LONDON (Realist English). Traffic through the Strait of Hormuz has fallen by approximately 95% since the start of the Iran war, according to shipping analytics firm Kpler, as Iran tightens control over one of the world’s most critical energy chokepoints.
Between March 1 and March 19, only 114 commodity vessels transited the strait, compared to normal levels, with just 39 crossings recorded after March 2 — indicating a rapid deterioration in shipping conditions following the initial phase of the conflict.
Key facts
The Strait of Hormuz typically carries around 20% of global oil and liquefied natural gas flows. Its near closure has effectively gridlocked global shipping and triggered volatility in energy markets.
Most vessels currently passing through the strait are Iranian-owned or approved by Tehran. According to Lloyd’s List Intelligence, Iran has established a system to register “approved” ships, allowing selective transit under its control.
Governments including China, India, Pakistan, Iraq, Malaysia, and Turkey are reportedly negotiating directly with Iranian authorities to secure safe passage for their vessels.
Iranian oil exports have increased despite the disruption, reaching around 2.1 million barrels per day — above pre-conflict levels of 2 million — according to Kpler data.
US pressure and alliance tensions
US President Donald Trump has sought to form an international naval coalition to secure shipping routes but has so far failed to obtain firm commitments from key allies.
In a post on Truth Social, Trump criticised NATO allies, calling them “cowards” and warning that without US leadership, “NATO is a paper tiger.”
Leaders from Canada, the United Kingdom, France, Germany, Italy, the Netherlands, and Japan issued a joint statement expressing readiness to support efforts to reopen the strait but stopped short of committing naval forces.
Energy market impact
Oil prices have surged amid fears of prolonged supply disruption. Brent crude approached $120 per barrel earlier in the week before stabilising near $110.
Saudi officials, cited by The Wall Street Journal, warned that prices could exceed $180 per barrel if the disruption continues into late April.
The International Energy Agency (IEA) described the situation as “the greatest global energy security threat in history,” warning that even if hostilities end immediately, it could take at least six months to restore normal oil and gas flows.
Strategic dynamics
Iran has leveraged its geographic control over the 67-kilometre strait as a strategic response to US and Israeli strikes, which targeted key figures and infrastructure inside the country.

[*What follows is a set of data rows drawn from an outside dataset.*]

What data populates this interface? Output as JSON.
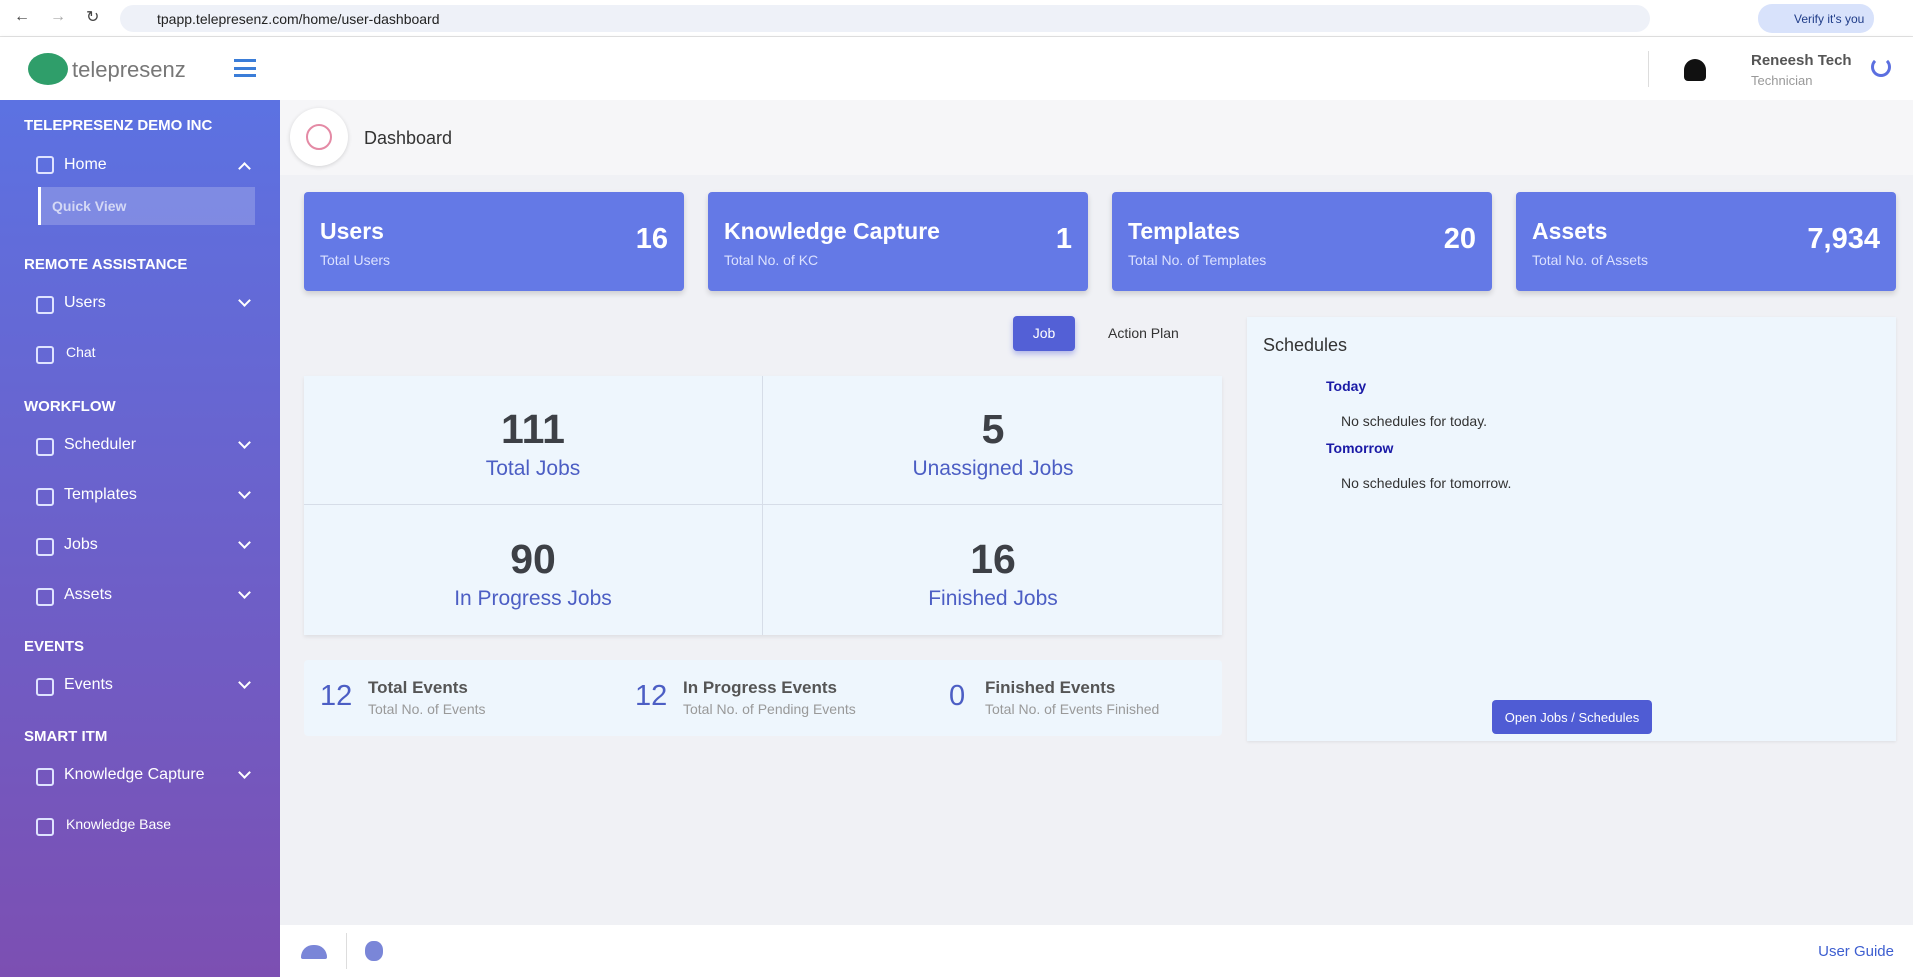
{
  "browser": {
    "url": "tpapp.telepresenz.com/home/user-dashboard",
    "verify": "Verify it's you"
  },
  "header": {
    "logo": "telepresenz",
    "user_name": "Reneesh Tech",
    "user_role": "Technician"
  },
  "sidebar": {
    "org": "TELEPRESENZ DEMO INC",
    "home": "Home",
    "quick_view": "Quick View",
    "sections": [
      {
        "title": "REMOTE ASSISTANCE",
        "items": [
          "Users",
          "Chat"
        ]
      },
      {
        "title": "WORKFLOW",
        "items": [
          "Scheduler",
          "Templates",
          "Jobs",
          "Assets"
        ]
      },
      {
        "title": "EVENTS",
        "items": [
          "Events"
        ]
      },
      {
        "title": "SMART ITM",
        "items": [
          "Knowledge Capture",
          "Knowledge Base"
        ]
      }
    ]
  },
  "page": {
    "title": "Dashboard"
  },
  "cards": [
    {
      "title": "Users",
      "subtitle": "Total Users",
      "value": 16
    },
    {
      "title": "Knowledge Capture",
      "subtitle": "Total No. of KC",
      "value": 1
    },
    {
      "title": "Templates",
      "subtitle": "Total No. of Templates",
      "value": 20
    },
    {
      "title": "Assets",
      "subtitle": "Total No. of Assets",
      "value": {
        "value": 7934,
        "label": "7,934"
      }
    }
  ],
  "tabs": [
    "Job",
    "Action Plan"
  ],
  "jobs": [
    {
      "value": 111,
      "label": "Total Jobs"
    },
    {
      "value": 5,
      "label": "Unassigned Jobs"
    },
    {
      "value": 90,
      "label": "In Progress Jobs"
    },
    {
      "value": 16,
      "label": "Finished Jobs"
    }
  ],
  "events": [
    {
      "value": 12,
      "label": "Total Events",
      "subtitle": "Total No. of Events"
    },
    {
      "value": 12,
      "label": "In Progress Events",
      "subtitle": "Total No. of Pending Events"
    },
    {
      "value": 0,
      "label": "Finished Events",
      "subtitle": "Total No. of Events Finished"
    }
  ],
  "schedules": {
    "title": "Schedules",
    "today": "Today",
    "today_text": "No schedules for today.",
    "tomorrow": "Tomorrow",
    "tomorrow_text": "No schedules for tomorrow.",
    "button": "Open Jobs / Schedules"
  },
  "footer": {
    "guide": "User Guide"
  }
}
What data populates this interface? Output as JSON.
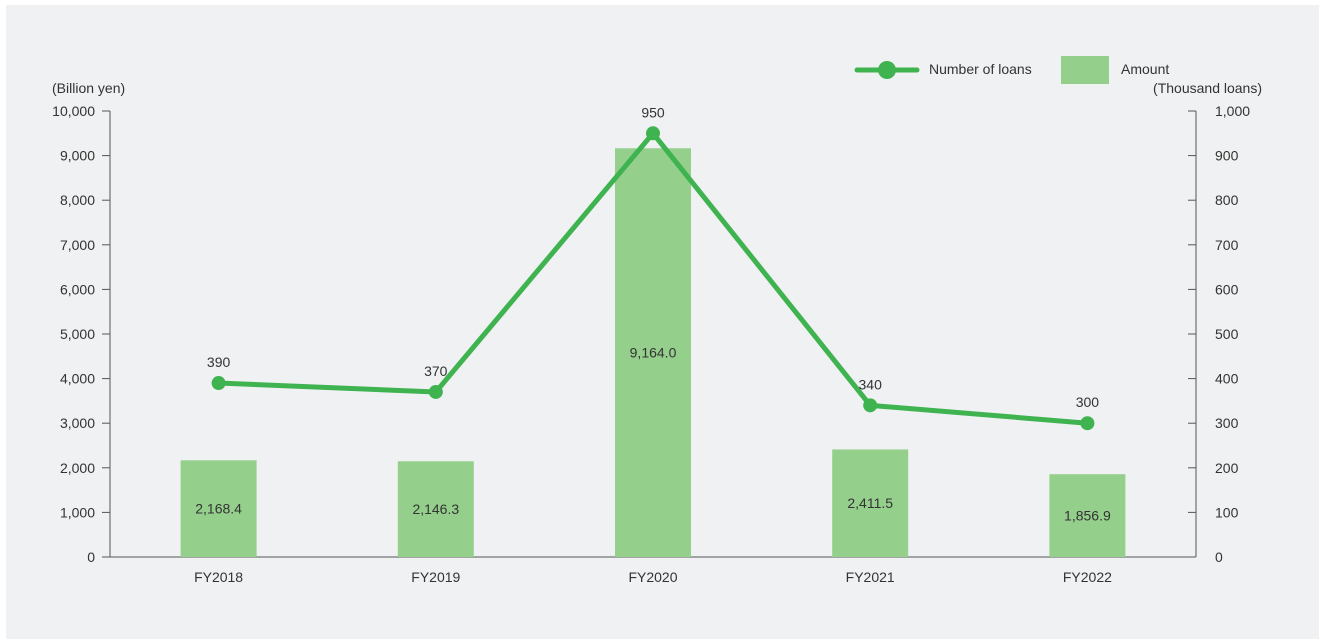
{
  "chart_data": {
    "type": "bar+line",
    "categories": [
      "FY2018",
      "FY2019",
      "FY2020",
      "FY2021",
      "FY2022"
    ],
    "series": [
      {
        "name": "Amount",
        "type": "bar",
        "axis": "left",
        "values": [
          2168.4,
          2146.3,
          9164.0,
          2411.5,
          1856.9
        ],
        "labels": [
          "2,168.4",
          "2,146.3",
          "9,164.0",
          "2,411.5",
          "1,856.9"
        ],
        "color": "#95cf8c"
      },
      {
        "name": "Number of loans",
        "type": "line",
        "axis": "right",
        "values": [
          390,
          370,
          950,
          340,
          300
        ],
        "labels": [
          "390",
          "370",
          "950",
          "340",
          "300"
        ],
        "color": "#3fb34f"
      }
    ],
    "y_left": {
      "label": "(Billion yen)",
      "ylim": [
        0,
        10000
      ],
      "ticks": [
        "0",
        "1,000",
        "2,000",
        "3,000",
        "4,000",
        "5,000",
        "6,000",
        "7,000",
        "8,000",
        "9,000",
        "10,000"
      ]
    },
    "y_right": {
      "label": "(Thousand loans)",
      "ylim": [
        0,
        1000
      ],
      "ticks": [
        "0",
        "100",
        "200",
        "300",
        "400",
        "500",
        "600",
        "700",
        "800",
        "900",
        "1,000"
      ]
    },
    "legend": {
      "position": "top-right",
      "line_label": "Number of loans",
      "bar_label": "Amount"
    },
    "grid": false
  }
}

By regulating access to the waterway, Tehran is exerting pressure not only on military adversaries but also on global energy markets and dependent economies.
At the same time, the United States is considering measures to stabilise supply, including releasing additional strategic oil reserves and potentially easing sanctions on up to 140–170 million barrels of Iranian oil currently at sea.
Why it matters
The disruption marks one of the most severe shocks to global energy supply in decades, exposing the vulnerability of critical maritime chokepoints.
It also highlights fractures within Western alliances, as US efforts to mobilise collective security responses face hesitation from partners wary of escalation.